Your credit report will show any payments that you’ve missed, made late or if you’ve been in a debt solution. If the companies you owe money to applied defaults to your account, these will show on your credit report too. Any markers, defaults or notices will show on your credit report for six years from the date they were issued.

You can read more here about how a DMP affects your credit rating and how you can improve it. For now, here are some simple things you can do to improve your chances of getting a mortgage after a DMP:

Check your credit report

It’s very easy to check your credit report and this should be the first step before considering applying for a mortgage – whether you have had a DMP or not. There’s so much that can affect your credit rating, so it’s important you check everything is in order first.

Use one of the main credit report providers – Experian, Equifax or TransUnion – to check what is listed on your report. Look for things such as whether you are listed on the electoral roll, any credit products or defaults that should not be on there, and that all the information is up to date.

If anything is wrong, you will need to get it corrected immediately to give your report the chance to update before you apply for a mortgage.

Go for the lower end of your budget

When you’re looking at properties, it’s a good idea to consider properties that sit at the lower end of your affordability. Having a larger deposit means that your total mortgage balance will be lower, so your monthly payments will be too!

Use a mortgage broker or financial advisor

Applying for a mortgage can feel daunting at the best of times, even more so when you have a poor credit history. However, there are people who can help with the application and do all the hard work for you.

Most brokers charge a fee – it’s usually around £400- £500. While this may sound expensive, they do have direct access to the market and know where to look first for a variety of difficult situations – possibly saving you money overall.

Normally, you won’t pay anything until you’ve applied for a mortgage and received a mortgage in principle. Using a broker means they can look for deals for you, so you can get an idea of the cost and type of mortgage you can get. Check their charges before you ask them to look around for products.

A broker will also know which lenders are best to try first and which ones won’t leave a hard footprint on your credit report – which can have a negative impact on your rating.

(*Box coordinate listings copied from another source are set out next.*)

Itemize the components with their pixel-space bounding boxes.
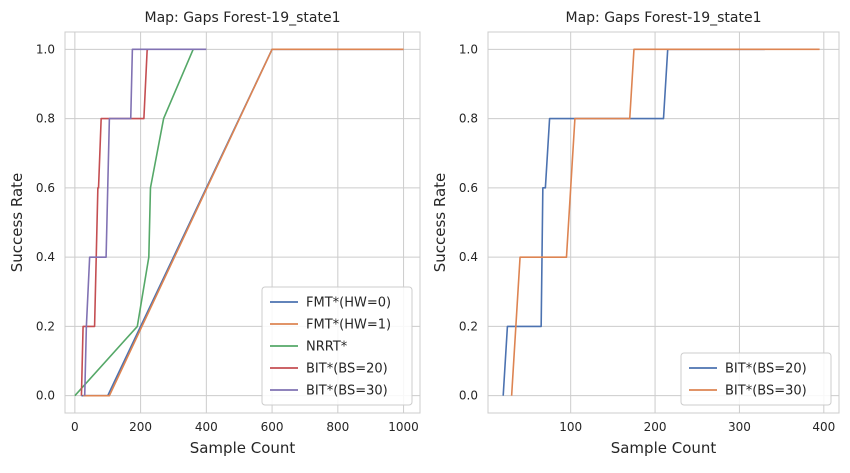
legend-label-bit-bs-30: BIT*(BS=30) xyxy=(725,384,807,399)
legend-box xyxy=(680,352,832,406)
x-axis-label: Sample Count xyxy=(190,439,296,457)
y-tick-label: 0.2 xyxy=(459,319,478,333)
legend-label-bit-bs-20: BIT*(BS=20) xyxy=(306,362,388,377)
series-line-bit-bs-30 xyxy=(510,48,820,396)
plot-frame xyxy=(64,31,421,414)
series-line-bit-bs-30 xyxy=(83,48,207,396)
legend-label-fmt-hw-0: FMT*(HW=0) xyxy=(306,296,391,311)
chart-title: Map: Gaps Forest-19_state1 xyxy=(145,10,341,26)
legend-box xyxy=(261,286,413,406)
y-tick-label: 0.4 xyxy=(36,250,55,264)
y-tick-label: 0.0 xyxy=(459,389,478,403)
x-axis-label: Sample Count xyxy=(611,439,717,457)
legend: FMT*(HW=0) FMT*(HW=1) NRRT* BIT*(BS=20) BIT*… xyxy=(261,286,413,406)
chart-right: 100 200 300 400 0.0 0.2 0.4 0.6 0.8 1.0 Map: Gaps … xyxy=(431,10,840,457)
x-tick-label: 200 xyxy=(129,420,152,434)
legend-label-bit-bs-30: BIT*(BS=30) xyxy=(306,384,388,399)
legend-label-bit-bs-20: BIT*(BS=20) xyxy=(725,362,807,377)
x-tick-label: 100 xyxy=(559,420,582,434)
y-tick-label: 0.6 xyxy=(459,181,478,195)
x-tick-label: 300 xyxy=(728,420,751,434)
y-tick-label: 0.4 xyxy=(459,250,478,264)
x-tick-label: 1000 xyxy=(388,420,419,434)
y-tick-label: 0.0 xyxy=(36,389,55,403)
legend-label-nrrt: NRRT* xyxy=(306,340,348,355)
y-axis-label: Success Rate xyxy=(8,173,26,273)
x-tick-label: 600 xyxy=(261,420,284,434)
x-tick-label: 0 xyxy=(71,420,79,434)
x-tick-label: 800 xyxy=(326,420,349,434)
y-tick-label: 0.8 xyxy=(36,112,55,126)
chart-title: Map: Gaps Forest-19_state1 xyxy=(566,10,762,26)
y-tick-label: 1.0 xyxy=(459,42,478,56)
y-tick-label: 0.2 xyxy=(36,319,55,333)
plot-frame xyxy=(487,31,840,414)
x-tick-label: 200 xyxy=(644,420,667,434)
x-tick-label: 400 xyxy=(195,420,218,434)
series-line-bit-bs-20 xyxy=(502,48,765,396)
legend: BIT*(BS=20) BIT*(BS=30) xyxy=(680,352,832,406)
y-tick-label: 0.6 xyxy=(36,181,55,195)
y-tick-label: 0.8 xyxy=(459,112,478,126)
y-tick-label: 1.0 xyxy=(36,42,55,56)
x-tick-label: 400 xyxy=(812,420,835,434)
series-line-bit-bs-20 xyxy=(80,48,149,396)
y-axis-label: Success Rate xyxy=(431,173,449,273)
chart-left: 0 200 400 600 800 1000 0.0 0.2 0.4 0.6 0.8 1.0 Map: … xyxy=(8,10,421,457)
series-line-nrrt xyxy=(74,49,194,397)
series-line-fmt-hw-1 xyxy=(83,48,404,397)
legend-label-fmt-hw-1: FMT*(HW=1) xyxy=(306,318,391,333)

A hard footprint is a note that is made on your credit report, which tells other creditors that you have recently been seeking out credit or making applications. It can affect their decision to lend to you, as they may feel you are taking on too much credit at once and may be unable to pay them back later.

Quick mortgage glossary 

Mortgages can be complicated, and there’s a lot of terms you might not have heard before.

Here are a few terms you might see while looking at mortgages:

    • Arrangement fee – This is a charge issued by a mortgage provider after they’ve accepted your application. It covers the cost of them arranging your mortgage and can vary between lenders. It’s usually paid on completion of your house sale and most people add it to their total mortgage amount.
    • Broker – This is an individual who can arrange a mortgage for you and search the market to find the best rate.
    • Deposit – An upfront amount of money to put towards your home.
    • Fixed rate – This is when the interest rate on your mortgage is fixed for a certain amount of time.
    • Interest – This is a charge on top of your mortgage repayment from the mortgage provider. You’ll pay this back as part of your monthly payment.
    • Tracker mortgage – This mortgage tracks The Bank of England’s interest rate to offer you the best deal. It’s great when the economy is driving down interest rates but if things change you could see yourself paying a much higher amount than expected.
    • Valuation fee – This is a fee a mortgage lender charges to visit the property and value it, to check that the price you are paying is correct.
    • Variable rate – This is when the interest rate follows the trends of the current interest rates offered by the mortgage lender.